Jesús camina sobre el agua
Mateo 14:24-33; Marcos 6:47-52; Juan 6:16-21
Jesús camina sobre el agua ESCUDRIÑAR: ¿Por qué no fue Jesús con los apóstoles en la barca? Tras un día frustrante, ¿qué nuevo problema encontraron los talmidim en el lago de Tiberíades? ¿Por qué los Doce estaban aterrorizados? ¿Qué tres cosas hizo Cristo para calmar sus temores? ¿Qué no entendieron los apóstoles en el milagro de la alimentación de los cinco mil que podría haberlos ayudado en esta experiencia? ¿Qué intentaba enseñarles el Señor?
REFLEXIONAR: La valentía es el miedo que ha orado. ¿Por qué Dios pone a prueba nuestra fe? ¿De qué maneras ha sido puesta a prueba su fe? ¿Cómo le ha respondido Jesús en su prueba de fe? ¿Por qué Yeshua ignora a quienes se creen autosuficientes? En su momento de mayor temor, el Mesías tranquilizó a los talmidim con palabras de consuelo. En tiempos de prueba ¿cómo ayuda conocer al Señor? Cuando llega la prueba, ¿cómo puedo recordarme que Jesucristo siempre está ahí, aunque no pueda verlo?
Después de alimentar a los cinco mil, nuestro Salvador necesitaba un tiempo a solas. Envió a los apóstoles en la barca a su siguiente destino. En tiempos de Cristo, viajar en barca era la forma más rápida de viajar. La mayoría de los viajes debían ser por tierra, pero, siempre que una ruta pudiera incluir navegación, el viaje solía ser más corto. Es decir, a menos que comenzaran a soplar vientos de tormenta.
Cuando se hizo la tarde, sus discípulos bajaron al mar, y entrando en una barca, iban al otro lado del mar hacia Cafarnaum (Juan 6:16-17a). Cuando se hizo la tarde, quiere decir las seis de la tarde, los talmidim de Jesús bajaron al lago de Tiberíades, a veces llamado Mar de Galilea, o el Lago, y en una barca y cruzaban el lago hacia Genesaret, la fértil llanura al suroeste de Capernaúm. Con las velas blancas desplegándose sobre aguas tranquilas, la navegación hacia Genesaret parecía tranquila.
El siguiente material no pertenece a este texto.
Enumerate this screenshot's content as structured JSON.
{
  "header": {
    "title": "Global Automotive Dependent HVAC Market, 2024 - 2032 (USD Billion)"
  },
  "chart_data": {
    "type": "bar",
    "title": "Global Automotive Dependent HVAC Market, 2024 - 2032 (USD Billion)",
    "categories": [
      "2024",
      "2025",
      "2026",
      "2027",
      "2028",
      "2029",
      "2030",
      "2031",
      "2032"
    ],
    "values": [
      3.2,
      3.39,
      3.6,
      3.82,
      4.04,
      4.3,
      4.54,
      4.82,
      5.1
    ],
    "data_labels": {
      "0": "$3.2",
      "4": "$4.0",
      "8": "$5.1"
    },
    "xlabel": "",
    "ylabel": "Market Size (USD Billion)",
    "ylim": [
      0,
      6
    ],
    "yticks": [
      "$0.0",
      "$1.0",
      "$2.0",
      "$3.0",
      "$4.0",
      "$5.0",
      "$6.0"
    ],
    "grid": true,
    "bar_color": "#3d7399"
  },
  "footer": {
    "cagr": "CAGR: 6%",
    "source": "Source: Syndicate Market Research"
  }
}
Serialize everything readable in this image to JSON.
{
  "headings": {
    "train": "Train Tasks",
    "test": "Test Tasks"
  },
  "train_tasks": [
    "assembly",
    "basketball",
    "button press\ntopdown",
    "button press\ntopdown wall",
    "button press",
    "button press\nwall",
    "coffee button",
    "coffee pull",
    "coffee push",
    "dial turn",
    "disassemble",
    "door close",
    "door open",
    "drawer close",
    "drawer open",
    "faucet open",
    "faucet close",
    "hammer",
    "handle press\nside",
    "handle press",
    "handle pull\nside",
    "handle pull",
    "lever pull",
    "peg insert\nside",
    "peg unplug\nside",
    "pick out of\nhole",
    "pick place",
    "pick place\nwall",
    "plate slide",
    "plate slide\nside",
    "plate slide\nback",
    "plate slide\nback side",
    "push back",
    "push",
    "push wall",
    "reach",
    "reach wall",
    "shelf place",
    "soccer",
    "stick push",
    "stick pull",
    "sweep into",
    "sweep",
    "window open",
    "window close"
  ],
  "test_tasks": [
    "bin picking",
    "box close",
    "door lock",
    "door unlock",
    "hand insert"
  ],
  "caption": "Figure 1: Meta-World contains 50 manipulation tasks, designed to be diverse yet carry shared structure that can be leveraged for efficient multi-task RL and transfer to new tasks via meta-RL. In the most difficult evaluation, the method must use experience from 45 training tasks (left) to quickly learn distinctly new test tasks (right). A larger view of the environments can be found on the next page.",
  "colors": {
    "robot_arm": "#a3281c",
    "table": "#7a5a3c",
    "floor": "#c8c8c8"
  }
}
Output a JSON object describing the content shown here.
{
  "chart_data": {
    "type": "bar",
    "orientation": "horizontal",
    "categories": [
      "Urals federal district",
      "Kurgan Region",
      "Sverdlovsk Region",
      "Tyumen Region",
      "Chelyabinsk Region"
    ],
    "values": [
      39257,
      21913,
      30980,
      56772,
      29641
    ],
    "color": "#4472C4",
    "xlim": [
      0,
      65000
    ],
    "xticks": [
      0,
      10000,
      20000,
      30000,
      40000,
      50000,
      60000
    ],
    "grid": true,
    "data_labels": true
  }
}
Y luego de despedir a las multitudes subió al monte a orar en privado, y al anochecer estaba allí solo (Mateo 14:23; Marcos 6:46 y Juan 6:17b). Para entonces ya habría oscurecido y Jesús se había quedado algunas horas en el monte para orar en privado, pues no se había unido a ellos. Que el Mesías se retire solo a orar nos da una pista de la crisis que se avecina. Solo hay seis ocasiones en los Evangelios en las que Yeshua se retira a orar, y cada incidente implica la tentación de no llevar a cabo la misión que Dios le encomendó, una misión que finalmente traería sufrimiento, rechazo y muerte. Estas crisis parecen intensificarse y alcanzar su clímax en la agonía de Getsemaní.799
La primera vez que se alejó a orar solo fue cuando el Maestro fue llevado al desierto y tentado por el diablo. Allí, el Espíritu Santo estuvo presente con Él mientras se enfrentaba a la serpiente antigua (vea el enlace haga clic en Bj – Jesús tentado en el desierto).
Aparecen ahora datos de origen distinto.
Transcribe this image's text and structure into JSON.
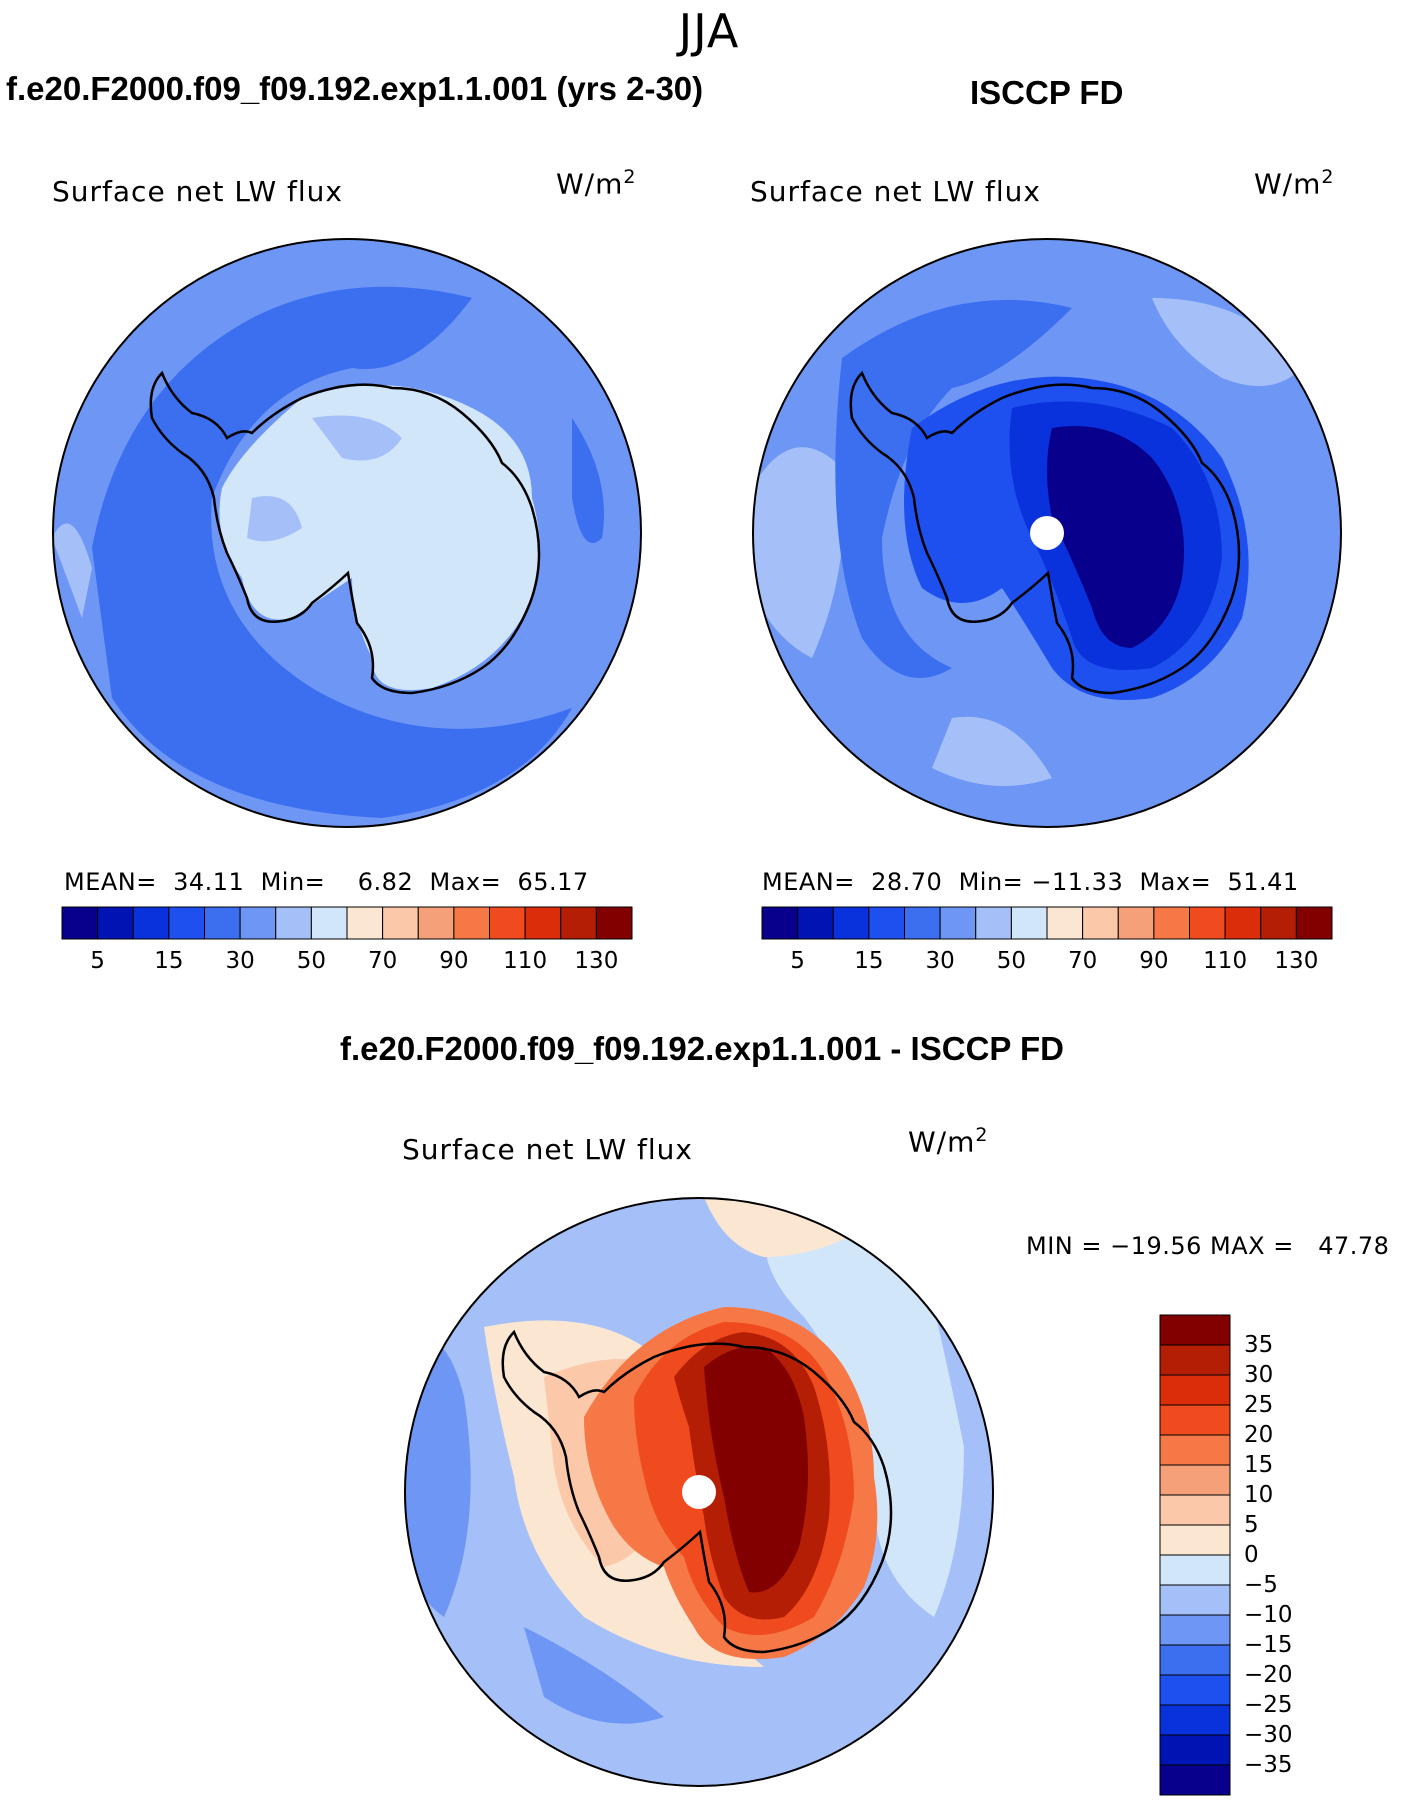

En segundo lugar, Jesús fue al monte a orar solo antes de Su segunda gran gira de predicación (vea Cm – Jesús recorrió Galilea proclamando la Buena Nueva). Sabía que el adversario se opondría activamente a Su misión y que sería necesaria la oración.
En tercer lugar, el Señor oró solo después de Su primer milagro mesiánico (Lucas 5:16). Durante la etapa de observación, Él sabía que atraería la atención del Sanedrín, pues era responsabilidad de ellos investigar cualquier afirmación de mesianismo. Y así Él lo hizo, por lo tanto, los miembros del Sanedrín viajaron hasta Capernaúm para escucharlo predicar. Cristo sabía que sería un punto de inflexión en Su ministerio terrenal, pues no solo sanó a un paralítico ese día, sino que, aún más importante, Jesús perdonó sus pecados, afirmando ser deidad (vea Co – Jesús perdona y sana a un paralítico).
En cuarto lugar, Yeshua el Mesías se retiró a un lugar tranquilo a orar antes de elegir a Sus talmidim que continuarían Su ministerio después de Su partida (vea Cy – Estos son los nombres de los Doce Apóstoles). Estas fueron decisiones importantes y necesitaba estar solo y orar al respecto.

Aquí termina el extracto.